機動戦士Ζガンダムに登場するキャラクターの中で、主人公並みに記憶に残るキャラクターはというと、クワトロ・バジーナを外すことはできないでしょう。

その理由ですが、以下の3つの理由によりクワトロ・バジーナの存在が、どうしても気になってしまうからです。理由その1は、シャア・アズナブルのような見た目、そして立ち振る舞いを見せるため、シャア・アズナブルのそっくりさんではないかと、そのように感じてしまうからです。

シャア・アズナブルと似ているところは多く、特に見た目、そしてニヒルな印象を残すところが強烈です。また、アムロ・レイとの争いのように、機動戦士Ζガンダムでも、クワトロ・バジーナはカミーユ・ビダンと口論になることが多く出てきます。

理由その2は、実はシャア・アズナブルとバレているのであろうと、そのように思わせるシーンの多さでしょう。機動戦士Ζガンダム内では、あまりシャア・アズナブルについては触れておらず、クワトロ・バジーナは、シャア・アズナブルではないかという話を、艦内のクルーが話すだけだったりします。

具体的には、エゥーゴに所属するアムロ・レイ、今回も艦長として活躍するブライト・ノアが該当します。このような面白いシーンがあるため、変装をしても簡単にバレているシュールさと、それでも変装を続けないといけない、ミステリアスな雰囲気を生み出していくのです。

理由その3は、パプティマス・シロッコ、ハマーン・カーンのような実力者との間で、クワトロ・バジーナであり、シャア・アズナブルが確執を得ていることです。ハマーン・カーンは、シャア・アズナブルを兵士として、また1人の男性として認めているので、協力を要請するようになりますが、クワトロ・バジーナとしてこれを拒否します。

パプティマス・シロッコの場合は、ニュータイプとして革新的な立ち場にあるのに、その力を活かそうとしないクワトロ・バジーナに対して、嫌悪感を感じることが良くあるという状況になるのです。このような対比があるため、ニュータイプといってもオールドタイプと大きく変わらず、自分の主観ばかりで物を言うことが多い、という印象も生み出すことに成功しました。

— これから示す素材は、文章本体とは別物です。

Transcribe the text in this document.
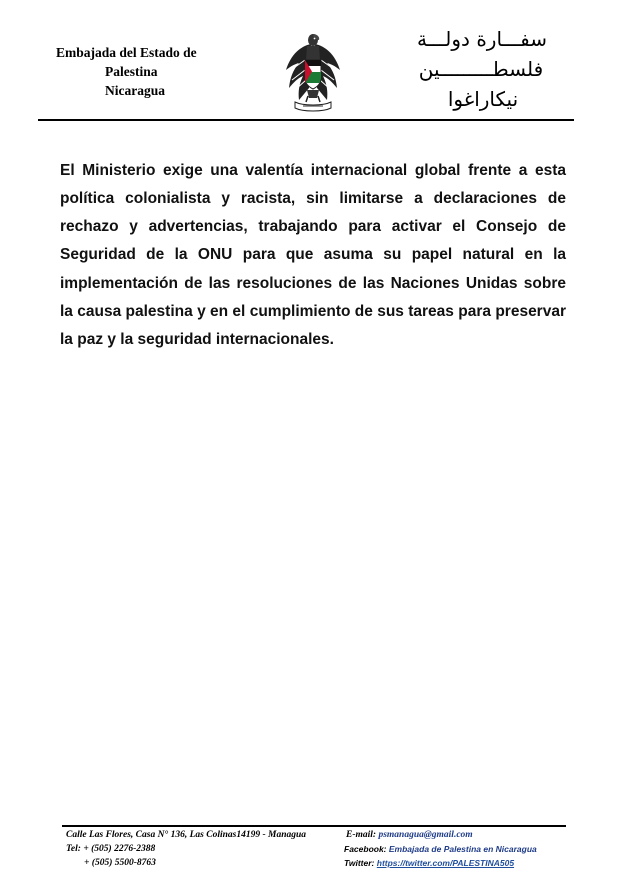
Embajada del Estado de
Palestina
Nicaragua
سفـــارة دولـــة
فلسطـــــــــين
نيكاراغوا

El Ministerio exige una valentía internacional global frente a esta política colonialista y racista, sin limitarse a declaraciones de rechazo y advertencias, trabajando para activar el Consejo de Seguridad de la ONU para que asuma su papel natural en la implementación de las resoluciones de las Naciones Unidas sobre la causa palestina y en el cumplimiento de sus tareas para preservar la paz y la seguridad internacionales.

Calle Las Flores, Casa N° 136, Las Colinas14199 - Managua
Tel: + (505) 2276-2388
+ (505) 5500-8763
E-mail: psmanagua@gmail.com
Facebook: Embajada de Palestina en Nicaragua
Twitter: https://twitter.com/PALESTINA505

クワトロ・バジーナには他にも魅力があります。それは、リック・ディアス、ガンダム百式といった、クワトロ・バジーナ専用機のようなモビルスーツに搭乗していることです。

性能が高い機体に振り回されず、ベテランパイロットとして敵のモビルスーツを1機ずつ確実に落としていく、戦闘終了後にもどこか余裕がある雰囲気を醸し出す、これがクワトロ・バジーナという男の魅力でしょう。いつもはクールで大人しいのですが、戦場、そして政治の世界では熱く語るところを見せますし、世捨て人のように生きているだけの人物ではありません。

そのため、アムロ・レイ、カミーユ・ビダンとも違ったニュータイプとして、クワトロ・バジーナは、多くの視聴者から好かれる、もしくは憧れの対象となっています。